Per quanto riguarda l’industria dei circuiti integrati, le tecnologie di fascia alta di Huawei e di altre società sono state bloccate e hanno causato discussioni pubbliche, ma dobbiamo vedere che ci sono un gran numero di aziende di fascia bassa dietro queste tecnologie di fascia alta, che offre ottime condizioni per scoperte tecnologiche in questo settore. Il motivo per cui la Cina ha una domanda così ampia di circuiti integrati è perché le industrie cinesi a valle si stanno sviluppando bene, il che evidenzia invece le carenze delle industrie a monte. Questa situazione non è altro che un requisito più urgente per l’industria cinese per fare progressi nell’upstream. Se qualcuno pensa che l’industria a monte dovrebbe essere sviluppata a costo di eliminare l’industria a valle, questa è la pratica di “cercare il pesce da un albero”.

Immagina che nel 2020 l’industria cinese passerà alla produzione di mascherine, che dopo lo scoppio dell’epidemia diventeranno presto un bene pubblico globale e daranno un grande contributo alla lotta globale contro l’epidemia. Oltre ai materiali high-tech come il tessuto soffiato a fusione, il processo di produzione delle maschere è una produzione ad alta intensità di manodopera di fascia bassa, ma è indispensabile. Pertanto, dobbiamo aderire allo sviluppo generale dell’industria e fare scoperte chiave su questa premessa.

Observer.com: Dal momento che non sosteni il disaccoppiamento, come può la Cina non disaccoppiare, ma anche stabilire la nostra produzione locale completamente indipendente nel campo dei circuiti integrati?

Lu Feng : L’innovazione indipendente non riguarda lo sviluppo della tecnologia a porte chiuse, ma l’insistere nel fare la tecnologia da soli, ma anche nell’imparare dagli altri. Quindi, come possiamo ottenere un’innovazione indipendente cooperando con gli Stati Uniti e altri alleati occidentali su un piano di parità? La nostra strategia dovrebbe essere quella di cercare la cooperazione nella lotta e insistere sullo sviluppo della tecnologia e dell’industria da soli in condizioni aperte. Se rinunciamo alla lotta, saremo bloccati unilateralmente dagli Stati Uniti. Abbiamo anche i nostri vantaggi e dovremmo sfruttare appieno i nostri vantaggi e fare ciò che dovremmo fare.

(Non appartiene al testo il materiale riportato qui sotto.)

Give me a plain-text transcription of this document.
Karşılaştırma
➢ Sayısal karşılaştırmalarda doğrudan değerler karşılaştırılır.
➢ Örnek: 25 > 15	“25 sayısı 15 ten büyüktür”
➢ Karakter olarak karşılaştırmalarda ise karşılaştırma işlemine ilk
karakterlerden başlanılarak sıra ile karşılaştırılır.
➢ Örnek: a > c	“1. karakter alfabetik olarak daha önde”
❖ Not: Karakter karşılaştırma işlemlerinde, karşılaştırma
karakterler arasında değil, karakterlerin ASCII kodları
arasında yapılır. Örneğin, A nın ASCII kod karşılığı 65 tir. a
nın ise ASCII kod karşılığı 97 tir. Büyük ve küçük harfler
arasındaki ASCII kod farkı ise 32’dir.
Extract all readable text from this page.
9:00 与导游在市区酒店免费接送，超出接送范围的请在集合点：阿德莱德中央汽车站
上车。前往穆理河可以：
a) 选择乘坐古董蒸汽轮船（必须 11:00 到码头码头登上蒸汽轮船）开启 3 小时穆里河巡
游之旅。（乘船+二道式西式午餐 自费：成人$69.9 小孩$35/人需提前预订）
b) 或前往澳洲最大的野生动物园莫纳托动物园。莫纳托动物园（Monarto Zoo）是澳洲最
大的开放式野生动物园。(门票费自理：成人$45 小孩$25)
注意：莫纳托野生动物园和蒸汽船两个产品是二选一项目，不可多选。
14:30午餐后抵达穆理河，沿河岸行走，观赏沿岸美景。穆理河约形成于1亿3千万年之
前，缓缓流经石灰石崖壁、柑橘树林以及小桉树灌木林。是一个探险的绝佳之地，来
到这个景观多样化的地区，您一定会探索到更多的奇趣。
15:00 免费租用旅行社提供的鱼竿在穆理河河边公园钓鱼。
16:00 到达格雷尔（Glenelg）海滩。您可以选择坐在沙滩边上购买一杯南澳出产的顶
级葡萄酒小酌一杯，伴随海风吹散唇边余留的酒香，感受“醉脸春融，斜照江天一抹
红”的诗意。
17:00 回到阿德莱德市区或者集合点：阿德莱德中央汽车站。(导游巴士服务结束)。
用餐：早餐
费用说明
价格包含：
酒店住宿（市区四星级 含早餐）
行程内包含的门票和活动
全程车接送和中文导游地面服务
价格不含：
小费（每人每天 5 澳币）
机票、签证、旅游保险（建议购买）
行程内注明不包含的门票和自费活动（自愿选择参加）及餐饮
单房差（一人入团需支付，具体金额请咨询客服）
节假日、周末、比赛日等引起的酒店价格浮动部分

Non ci aspettiamo che le aziende cinesi siano le più forti in tutte le aree dell’industria dei semiconduttori. Perché è difficile per noi farlo. Quello che speriamo è stabilire un rapporto commerciale paritario, e coesistere con il mondo; ognuno ha i suoi vantaggi, ma non accettiamo un rapporto diseguale, poiché gli Stati Uniti possono bloccare senza scrupoli gli altri.

C’è un detto in dialetto di Pechino per descrivere la natura umana: vedere una persona amata non può sopprimere la propria rabbia. Se ci pensi bene, questa frase esprime effettivamente la natura umana. Quanto più la Cina arretra, tanto più numerosi e pesanti saranno i colpi che subirà. Pertanto, in questo momento, i pugni della Cina devono essere induriti e deve sviluppare la capacità di strangolare la “gola” dell’avversario. Solo allora l’altra parte ammetterà che apparteniamo tutti a una “comunità con un futuro condiviso per l’umanità”.

Questo articolo è un manoscritto esclusivo di Observer.com.Il contenuto dell’articolo è puramente l’opinione personale dell’autore e non rappresenta l’opinione della piattaforma.Senza autorizzazione, non è consentito ristampare, altrimenti sarà perseguita la responsabilità legale. Segui Observer.com WeChat guanchacn e leggi articoli interessanti ogni giorno.